The server administrator can set up a data retention policy, which helps control the amount of export files and through that the corresponding storage utilization.

The data retention policy is very effective in the cases, where the export is triggered periodically via the API to produce snapshots of the data available to date. This may result in a large number of data files produced, but only the most recent ones needed for the subsequent processing. Limiting the age of the export files will help retain only the most recently produced export files.

Note that this policy is formulated separately for each workspace in the corresponding workspace settings.

By default no deletion occurs. However the administrator may specify to delete the prepared export files when they are older than a certain number of days (numeric parameter Days to keep), or if their number exceeds a certain threshold (numeric parameter Number of files to keep). Either of these two thresholds may be left unspecified, in which case the policy is not sensitive to that dimension:

• if days are not specified, the files will not be deleted based on their age, but may be deleted based on their number, (if the other parameter is specified);

• if number of files to keep is not specified, the files will not be deleted based on their number, but may be deleted based on their age (if the other parameter is specified).

• if neither threshold is specified, no deletion will occur and it is equivalent of the policy of retaining all prepared export files.

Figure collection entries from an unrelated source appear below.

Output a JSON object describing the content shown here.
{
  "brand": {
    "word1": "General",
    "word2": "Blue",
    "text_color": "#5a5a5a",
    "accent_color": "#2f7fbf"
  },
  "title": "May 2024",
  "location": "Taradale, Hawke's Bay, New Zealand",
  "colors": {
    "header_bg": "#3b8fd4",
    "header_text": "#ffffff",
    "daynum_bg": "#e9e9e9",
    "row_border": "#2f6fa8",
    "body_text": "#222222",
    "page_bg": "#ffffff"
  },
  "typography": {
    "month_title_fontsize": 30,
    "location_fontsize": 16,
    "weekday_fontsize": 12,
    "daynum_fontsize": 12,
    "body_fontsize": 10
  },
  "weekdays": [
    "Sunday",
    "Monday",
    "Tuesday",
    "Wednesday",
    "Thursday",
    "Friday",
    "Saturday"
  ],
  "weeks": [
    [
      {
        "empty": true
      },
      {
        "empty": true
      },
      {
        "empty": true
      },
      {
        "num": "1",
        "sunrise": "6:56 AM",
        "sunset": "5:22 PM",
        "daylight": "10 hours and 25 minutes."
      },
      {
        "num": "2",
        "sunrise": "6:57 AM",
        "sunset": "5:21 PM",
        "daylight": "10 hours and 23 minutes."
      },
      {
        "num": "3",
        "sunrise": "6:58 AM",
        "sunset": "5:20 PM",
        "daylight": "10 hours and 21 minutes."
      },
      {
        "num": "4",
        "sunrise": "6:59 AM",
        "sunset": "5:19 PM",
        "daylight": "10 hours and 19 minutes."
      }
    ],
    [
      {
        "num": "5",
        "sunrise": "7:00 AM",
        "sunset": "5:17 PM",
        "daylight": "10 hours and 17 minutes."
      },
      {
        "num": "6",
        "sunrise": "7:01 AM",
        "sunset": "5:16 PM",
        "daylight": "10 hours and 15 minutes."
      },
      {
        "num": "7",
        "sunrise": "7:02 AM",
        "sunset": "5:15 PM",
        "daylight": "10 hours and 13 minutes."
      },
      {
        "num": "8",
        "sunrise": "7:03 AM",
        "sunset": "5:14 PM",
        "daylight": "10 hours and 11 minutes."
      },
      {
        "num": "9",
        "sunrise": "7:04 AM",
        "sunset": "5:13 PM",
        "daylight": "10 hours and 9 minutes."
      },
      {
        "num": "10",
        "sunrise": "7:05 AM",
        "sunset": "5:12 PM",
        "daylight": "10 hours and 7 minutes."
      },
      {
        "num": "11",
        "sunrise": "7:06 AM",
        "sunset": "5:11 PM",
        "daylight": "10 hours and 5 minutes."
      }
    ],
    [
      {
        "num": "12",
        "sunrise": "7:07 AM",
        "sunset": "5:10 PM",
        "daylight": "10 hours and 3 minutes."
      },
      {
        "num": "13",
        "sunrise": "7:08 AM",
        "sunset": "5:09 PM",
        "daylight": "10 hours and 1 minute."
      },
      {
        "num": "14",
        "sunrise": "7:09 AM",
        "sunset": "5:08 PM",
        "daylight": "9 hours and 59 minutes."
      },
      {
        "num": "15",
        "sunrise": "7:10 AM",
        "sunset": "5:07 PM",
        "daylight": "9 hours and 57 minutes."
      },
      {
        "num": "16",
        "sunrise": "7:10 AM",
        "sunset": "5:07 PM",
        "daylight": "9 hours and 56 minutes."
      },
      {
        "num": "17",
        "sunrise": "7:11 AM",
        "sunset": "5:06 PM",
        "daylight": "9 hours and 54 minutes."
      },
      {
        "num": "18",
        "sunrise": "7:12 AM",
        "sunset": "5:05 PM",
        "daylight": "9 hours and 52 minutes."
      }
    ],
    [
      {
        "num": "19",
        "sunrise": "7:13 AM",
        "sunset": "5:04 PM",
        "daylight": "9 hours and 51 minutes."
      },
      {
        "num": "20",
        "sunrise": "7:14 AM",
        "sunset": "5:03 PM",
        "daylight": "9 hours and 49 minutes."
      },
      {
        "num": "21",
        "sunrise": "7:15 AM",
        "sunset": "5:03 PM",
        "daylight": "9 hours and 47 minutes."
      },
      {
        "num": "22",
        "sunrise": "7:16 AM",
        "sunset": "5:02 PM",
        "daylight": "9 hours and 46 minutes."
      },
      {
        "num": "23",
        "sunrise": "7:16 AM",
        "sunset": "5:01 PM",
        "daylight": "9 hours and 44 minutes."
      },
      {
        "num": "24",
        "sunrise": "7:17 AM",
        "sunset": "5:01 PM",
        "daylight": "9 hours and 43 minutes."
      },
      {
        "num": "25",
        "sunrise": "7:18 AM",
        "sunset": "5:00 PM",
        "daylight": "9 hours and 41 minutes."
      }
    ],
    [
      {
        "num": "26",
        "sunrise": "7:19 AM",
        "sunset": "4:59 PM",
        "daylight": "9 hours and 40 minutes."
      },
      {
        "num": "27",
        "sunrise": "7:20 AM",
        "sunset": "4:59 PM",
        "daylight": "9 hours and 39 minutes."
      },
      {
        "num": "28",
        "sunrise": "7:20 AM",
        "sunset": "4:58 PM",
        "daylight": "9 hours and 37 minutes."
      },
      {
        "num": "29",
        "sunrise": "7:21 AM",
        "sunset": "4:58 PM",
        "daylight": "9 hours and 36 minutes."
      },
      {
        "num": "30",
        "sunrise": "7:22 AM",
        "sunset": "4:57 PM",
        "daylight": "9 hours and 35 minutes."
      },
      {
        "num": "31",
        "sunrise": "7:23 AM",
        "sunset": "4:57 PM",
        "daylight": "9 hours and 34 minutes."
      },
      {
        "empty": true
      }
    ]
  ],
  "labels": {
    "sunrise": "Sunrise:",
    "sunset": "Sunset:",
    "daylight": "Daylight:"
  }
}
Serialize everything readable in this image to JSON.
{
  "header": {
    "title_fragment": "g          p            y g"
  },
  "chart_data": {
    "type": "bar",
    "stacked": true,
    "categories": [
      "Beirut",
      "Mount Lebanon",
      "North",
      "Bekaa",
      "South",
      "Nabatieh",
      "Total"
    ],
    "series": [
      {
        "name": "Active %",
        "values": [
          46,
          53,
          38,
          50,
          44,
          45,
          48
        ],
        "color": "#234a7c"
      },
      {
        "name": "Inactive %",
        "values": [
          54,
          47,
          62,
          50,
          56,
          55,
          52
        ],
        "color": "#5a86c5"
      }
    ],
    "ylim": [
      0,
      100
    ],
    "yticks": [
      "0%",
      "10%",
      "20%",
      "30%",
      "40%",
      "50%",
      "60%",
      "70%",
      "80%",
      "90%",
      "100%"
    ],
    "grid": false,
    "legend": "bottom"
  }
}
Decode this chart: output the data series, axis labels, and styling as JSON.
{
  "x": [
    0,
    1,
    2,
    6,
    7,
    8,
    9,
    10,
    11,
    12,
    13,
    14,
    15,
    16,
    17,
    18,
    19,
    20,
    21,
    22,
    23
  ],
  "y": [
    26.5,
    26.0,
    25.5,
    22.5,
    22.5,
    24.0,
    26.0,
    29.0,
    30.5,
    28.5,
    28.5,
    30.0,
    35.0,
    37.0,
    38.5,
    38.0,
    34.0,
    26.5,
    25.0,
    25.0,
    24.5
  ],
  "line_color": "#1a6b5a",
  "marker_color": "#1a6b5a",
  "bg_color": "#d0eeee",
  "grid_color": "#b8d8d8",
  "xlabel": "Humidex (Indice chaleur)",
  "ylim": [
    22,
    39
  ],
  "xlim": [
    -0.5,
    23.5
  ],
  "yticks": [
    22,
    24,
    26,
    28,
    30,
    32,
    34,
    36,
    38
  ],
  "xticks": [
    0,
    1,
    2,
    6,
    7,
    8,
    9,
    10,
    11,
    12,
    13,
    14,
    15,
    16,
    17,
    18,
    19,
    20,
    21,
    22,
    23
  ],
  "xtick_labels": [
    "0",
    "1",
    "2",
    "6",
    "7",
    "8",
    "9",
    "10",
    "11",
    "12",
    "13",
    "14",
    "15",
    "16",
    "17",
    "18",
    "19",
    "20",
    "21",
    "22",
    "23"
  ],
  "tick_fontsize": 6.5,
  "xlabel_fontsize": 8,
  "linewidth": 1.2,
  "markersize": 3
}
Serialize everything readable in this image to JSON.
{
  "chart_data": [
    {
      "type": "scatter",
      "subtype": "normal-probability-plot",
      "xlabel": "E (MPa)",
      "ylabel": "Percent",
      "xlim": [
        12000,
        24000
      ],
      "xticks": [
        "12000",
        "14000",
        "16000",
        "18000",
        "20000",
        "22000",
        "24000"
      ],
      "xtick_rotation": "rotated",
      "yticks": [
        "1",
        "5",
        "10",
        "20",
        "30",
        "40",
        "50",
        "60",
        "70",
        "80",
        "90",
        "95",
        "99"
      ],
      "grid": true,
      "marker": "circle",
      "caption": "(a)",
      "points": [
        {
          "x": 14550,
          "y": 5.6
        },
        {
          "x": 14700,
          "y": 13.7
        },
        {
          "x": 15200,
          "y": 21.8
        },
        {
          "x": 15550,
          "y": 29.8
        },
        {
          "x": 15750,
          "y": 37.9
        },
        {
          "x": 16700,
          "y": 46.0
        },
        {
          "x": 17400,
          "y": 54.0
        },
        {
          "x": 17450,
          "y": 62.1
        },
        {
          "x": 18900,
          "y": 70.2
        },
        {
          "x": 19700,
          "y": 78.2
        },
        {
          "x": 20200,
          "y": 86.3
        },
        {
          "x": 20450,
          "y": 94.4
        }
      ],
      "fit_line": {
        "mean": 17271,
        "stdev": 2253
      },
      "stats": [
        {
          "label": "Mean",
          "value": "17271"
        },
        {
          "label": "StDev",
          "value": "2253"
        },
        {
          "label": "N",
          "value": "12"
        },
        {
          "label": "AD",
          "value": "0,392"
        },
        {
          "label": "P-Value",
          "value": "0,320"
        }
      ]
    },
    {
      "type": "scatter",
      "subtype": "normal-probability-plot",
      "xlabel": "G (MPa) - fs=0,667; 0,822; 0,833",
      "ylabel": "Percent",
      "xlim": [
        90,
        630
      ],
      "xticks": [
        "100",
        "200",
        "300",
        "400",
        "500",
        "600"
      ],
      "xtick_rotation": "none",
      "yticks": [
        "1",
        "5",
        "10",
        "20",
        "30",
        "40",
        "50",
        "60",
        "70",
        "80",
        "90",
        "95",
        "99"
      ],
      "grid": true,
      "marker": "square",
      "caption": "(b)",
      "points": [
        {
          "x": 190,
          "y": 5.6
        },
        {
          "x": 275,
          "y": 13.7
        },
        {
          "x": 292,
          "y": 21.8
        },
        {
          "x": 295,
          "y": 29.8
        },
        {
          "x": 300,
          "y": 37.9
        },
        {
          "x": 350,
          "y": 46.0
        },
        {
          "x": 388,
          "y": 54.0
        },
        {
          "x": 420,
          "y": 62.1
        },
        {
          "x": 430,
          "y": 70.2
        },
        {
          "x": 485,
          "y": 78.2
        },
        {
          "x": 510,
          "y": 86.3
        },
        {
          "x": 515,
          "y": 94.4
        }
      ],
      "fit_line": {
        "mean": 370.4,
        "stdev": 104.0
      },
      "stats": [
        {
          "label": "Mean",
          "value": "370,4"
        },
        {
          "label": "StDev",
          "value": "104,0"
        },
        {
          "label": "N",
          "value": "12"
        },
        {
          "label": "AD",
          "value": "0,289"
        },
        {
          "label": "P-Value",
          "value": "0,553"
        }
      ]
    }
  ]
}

If the administrator decides to specify a different threshold for number of days or files in the export file retention policy, the corresponding SAVE button must be pressed to preserve the new value of the threshold.

The changes to these parameters are logged in the audit log for the corresponding workspace and are available for inspection.

Note the following details of the implementation of the data retention policy:

1. The policy is implemented by periodically running a clean up job, that evaluates the current stock of outputs and eliminates the oldest ones to fit the limits set by the administrator.

2. The policy is not directly scheduled by the user (there is nowhere to specify whether the clean up should occur in the middle of the day or in the middle of the night, etc). Overall, however, the system will do two cleanup attempts in a 24-hour period at own discretion. If desirable, the user may force the policy to be applied on-demand, by clicking the corresponding button.

3. The policy tolerates temporary file locks - if the file that is supposed to be deleted is locked (because it is being downloaded, scanned by an AntiVirus, or for any other reason) this file will be skipped, and the program will re-attempt the deletion in the next pass.

4. The policy is not hard - because of the scheduling delay, and because the files may be locked the policy is not a guarantee that the number of export files will never overshoot the specified threshold. It is possible in the short run, but as the clean up is conducted the program will try to rectify the situation to remain compliant with the policy set up by the administrator.